038203 / 74500

Kündigung wegen Abriss

Das Bundesgerichtshof hat mit Urteil vom 09.02.2011 zum AZ: VIII ZR 155/10 entschieden, dass ein Vermieter von Wohneinheiten in einem Wohnblock wegen dem schlechten Bauzustand kündigen darf, wenn der Zustand nicht mehr den heutigen Wohnvorstellungen entspricht.

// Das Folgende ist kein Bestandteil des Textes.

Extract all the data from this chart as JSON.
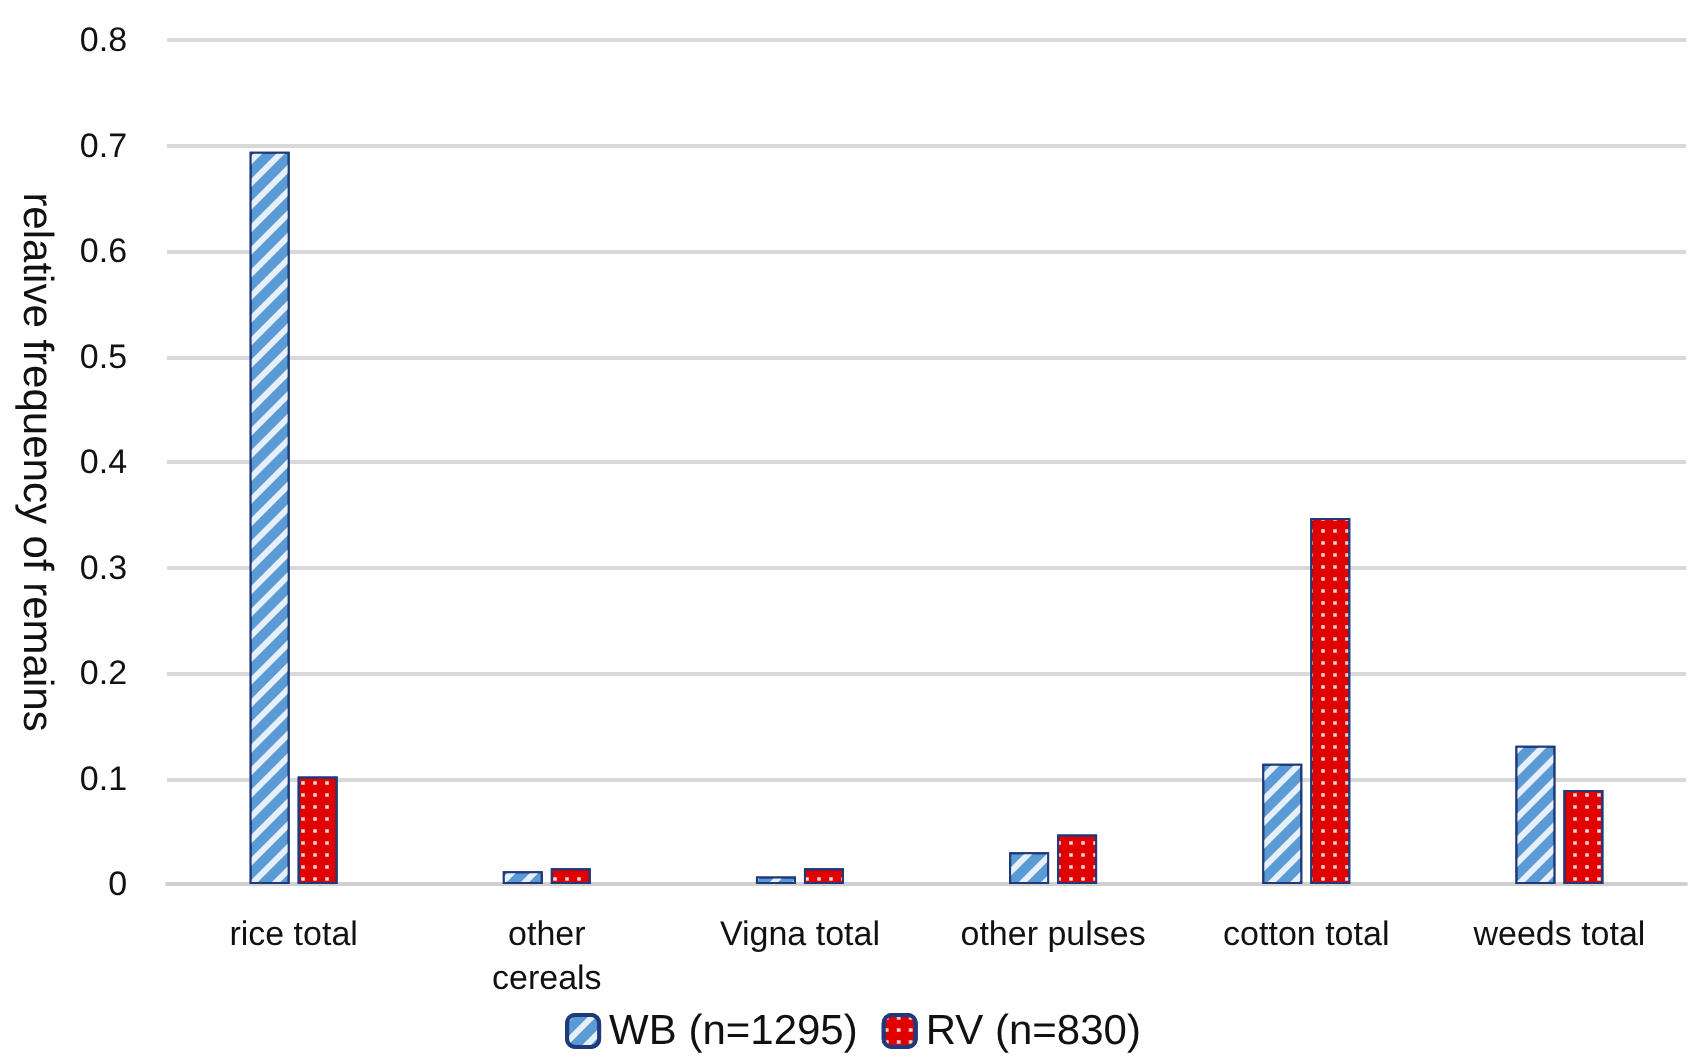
{
  "chart_data": {
    "type": "bar",
    "ylabel": "relative frequency of remains",
    "categories": [
      "rice total",
      "other\ncereals",
      "Vigna total",
      "other pulses",
      "cotton total",
      "weeds total"
    ],
    "series": [
      {
        "name": "WB (n=1295)",
        "color": "#5b9bd5",
        "values": [
          0.694,
          0.012,
          0.007,
          0.03,
          0.114,
          0.131
        ]
      },
      {
        "name": "RV (n=830)",
        "color": "#e00000",
        "values": [
          0.102,
          0.015,
          0.015,
          0.047,
          0.347,
          0.089
        ]
      }
    ],
    "ylim": [
      0,
      0.8
    ],
    "yticks": [
      0,
      0.1,
      0.2,
      0.3,
      0.4,
      0.5,
      0.6,
      0.7,
      0.8
    ],
    "grid": "y",
    "legend": "bottom"
  }
}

Im betreffenden Fall wollte der Vermieter das Mietverhältnis kündigen, da er den Wohnblock abreißen und an dessen Stelle neue und auch bedarfsgerechte Wohnungen bauen wollte. Der Mieter bewohnte die Wohnung seit 1995. Der Vermieter wollte den Wohnblock abreißen und an dessen Stelle moderne, öffentlich geförderte Neubaumietwohnungen errichten. Der Vermieter kündigte das Mietverhältnis nach § 573 Absatz 2 Nr. 3 BGB. Das Amtsgericht wies die Räumungsklage des Vermieters ab. Das Landgericht gab der Berufung des Vermieters hingegen statt. Die Revision des Mieters blieb vor dem Bundesgerichtshof ohne Erfolg.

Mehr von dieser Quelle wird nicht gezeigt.